I deesided to get a cotton pickin' journal so i can keep track of everything cuz' i gots me a half a day memory ever since Buzz hit me in the head with a crow bar.
Im 36 yeers old and i love the ladies but i aint picky bout what i gots cuz i love all of them. Obese or skinny. tall or midget. hairy or bald. beautiful or toothless. it don't matter to me one bit cuz if i squint my left eye really hard they look good cuz i got's me a bad rite eye.
I don't like animals much cuz there always comin up on my poarch and tryin to steal my god damn rickety swing. I don't kno how they get it off but i always find it in the dumpster the next mornin. Thems some smart racoons we got around here god dammit.

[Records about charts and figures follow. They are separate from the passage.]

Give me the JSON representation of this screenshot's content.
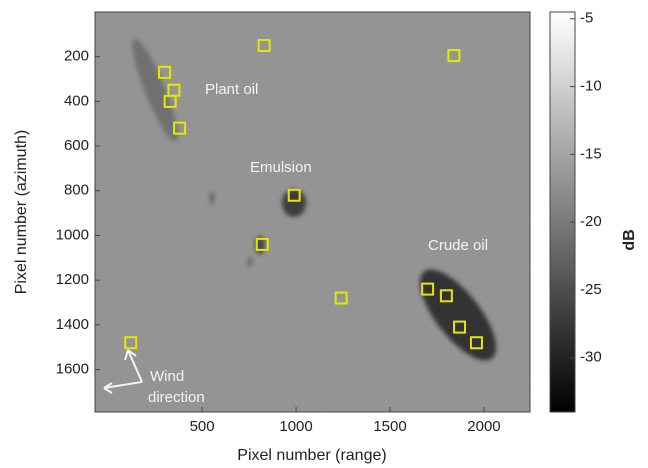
{
  "chart_data": {
    "type": "image",
    "xlabel": "Pixel number (range)",
    "ylabel": "Pixel number (azimuth)",
    "xlim": [
      -70,
      2245
    ],
    "xticks": [
      500,
      1000,
      1500,
      2000
    ],
    "ylim": [
      1790,
      0
    ],
    "yticks": [
      200,
      400,
      600,
      800,
      1000,
      1200,
      1400,
      1600
    ],
    "colorbar": {
      "label": "dB",
      "clim": [
        -34,
        -4.5
      ],
      "ticks": [
        -5,
        -10,
        -15,
        -20,
        -25,
        -30
      ]
    },
    "markers": {
      "color": "#e6e600",
      "x": [
        830,
        1840,
        300,
        350,
        330,
        380,
        990,
        820,
        1240,
        1700,
        1800,
        1870,
        1960,
        120
      ],
      "y": [
        150,
        195,
        270,
        350,
        400,
        520,
        820,
        1040,
        1280,
        1240,
        1270,
        1410,
        1480,
        1480
      ]
    },
    "annotations": [
      "Plant oil",
      "Emulsion",
      "Crude oil",
      "Wind",
      "direction"
    ]
  }
}
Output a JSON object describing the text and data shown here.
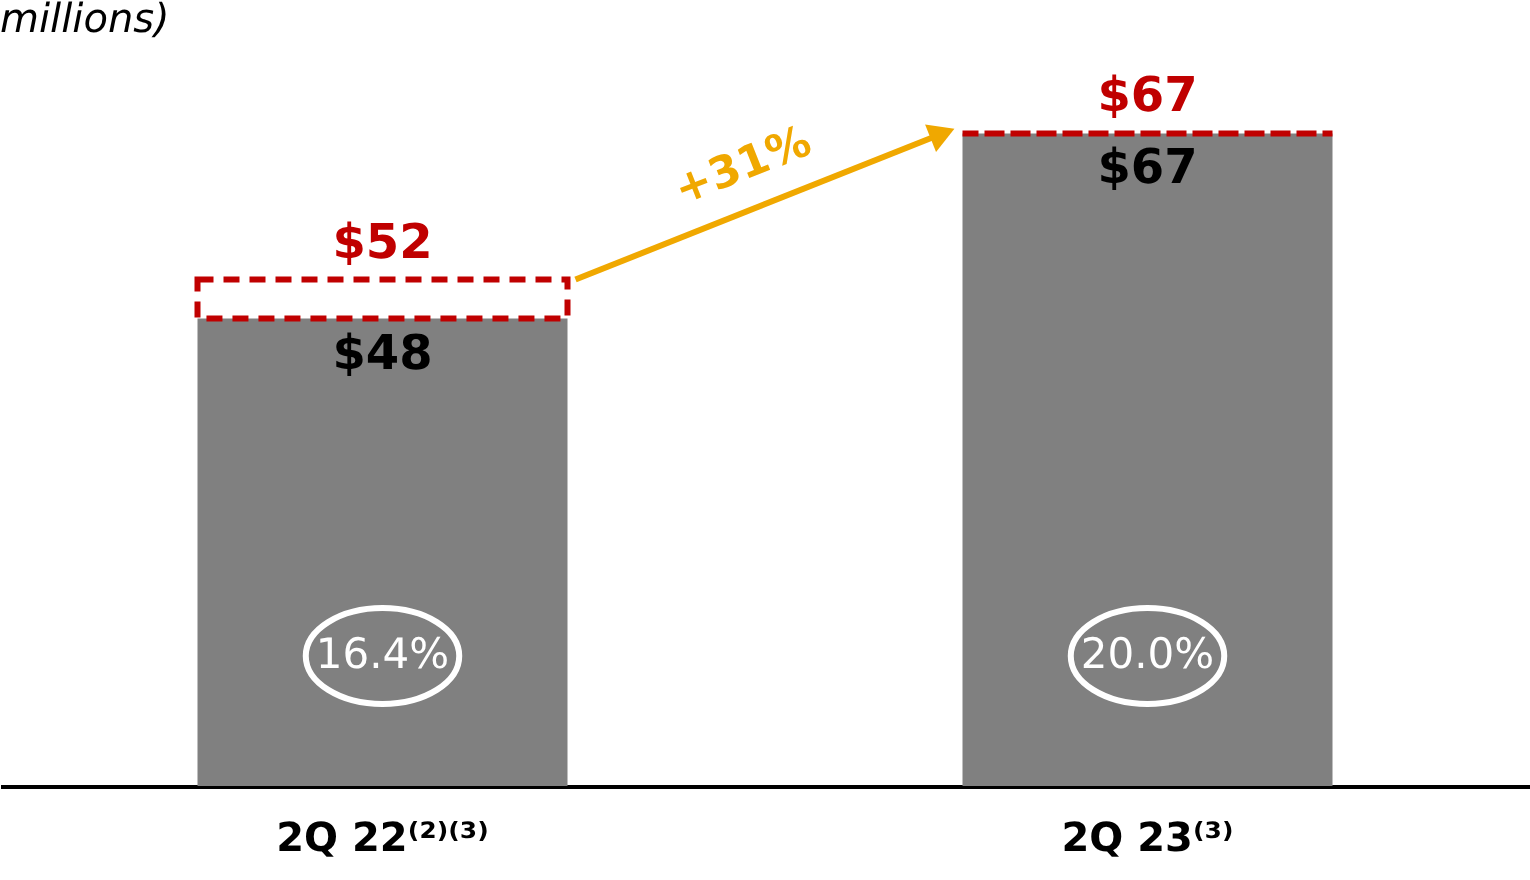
{
  "chart_data": {
    "type": "bar",
    "title": "millions)",
    "stacked": true,
    "categories": [
      "2Q 22⁽²⁾⁽³⁾",
      "2Q 23⁽³⁾"
    ],
    "series": [
      {
        "color": "#808080",
        "values": [
          48,
          67
        ],
        "value_labels": [
          "$48",
          "$67"
        ]
      },
      {
        "color": "#c00000",
        "values": [
          4,
          0
        ],
        "line_style": "dashed"
      }
    ],
    "totals": [
      "$52",
      "$67"
    ],
    "annotations": [
      "+31%",
      "16.4%",
      "20.0%"
    ],
    "grid": false,
    "legend": false
  }
}
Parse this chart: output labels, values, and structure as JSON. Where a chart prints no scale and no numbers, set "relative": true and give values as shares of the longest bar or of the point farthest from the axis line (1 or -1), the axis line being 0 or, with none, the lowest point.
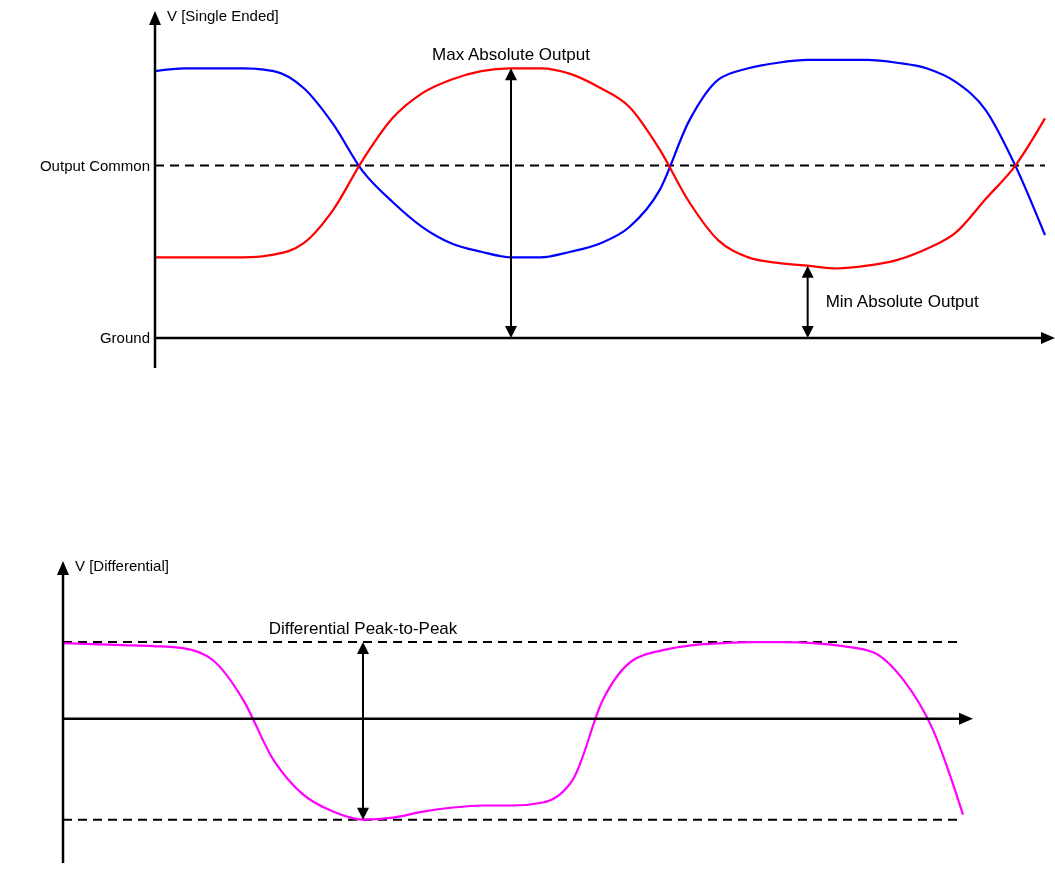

I went on a date with this girl named Sally May the other night. She aint got many teeth but she shure is pretty. She likes to get all gussied up for me and it makes me feel good. Like last night she was wearin her snake skin boots and had her hair all up in bows and she was wearin her marmot coat. I could kiss them lizard lips of hers all day if i had the time but im always working. Taxidermy aint all that easy you know. Mmmmhhhmm.
I like stuffing things. Thats why im a taxidermist. When i was a little boy i used to love stuffing turkey and stuffing grocery bags and stuffing the neighbors. Id stuff things with stuffing and cotton and rocks and toilet paper and all sorts of mateereals you get at them artsy crafty stores. Cept stuffing. You cant get stuffing in them stores cuz you cant eet any of their supplies. I tried to eat the glue once but they kicked me out and thretened to call the polees if i tried anything stoopid.
My best friends name is buzz. We rock out together on Sunday nights when i aint stuffing dead cats and chickens. Sometimes we go down to the junk yard and pick up shoes and coats to wear on our dates. There pretty good. Just gots a little bit of rat poop in them when you first put your foot in it but that gets all squished down after awhile.
I also like injuns. And snuggling. And novelty hats.

Thats all for now i gots myself a custimer. I think its ol miss Tompsons dog cuz i shot it last night.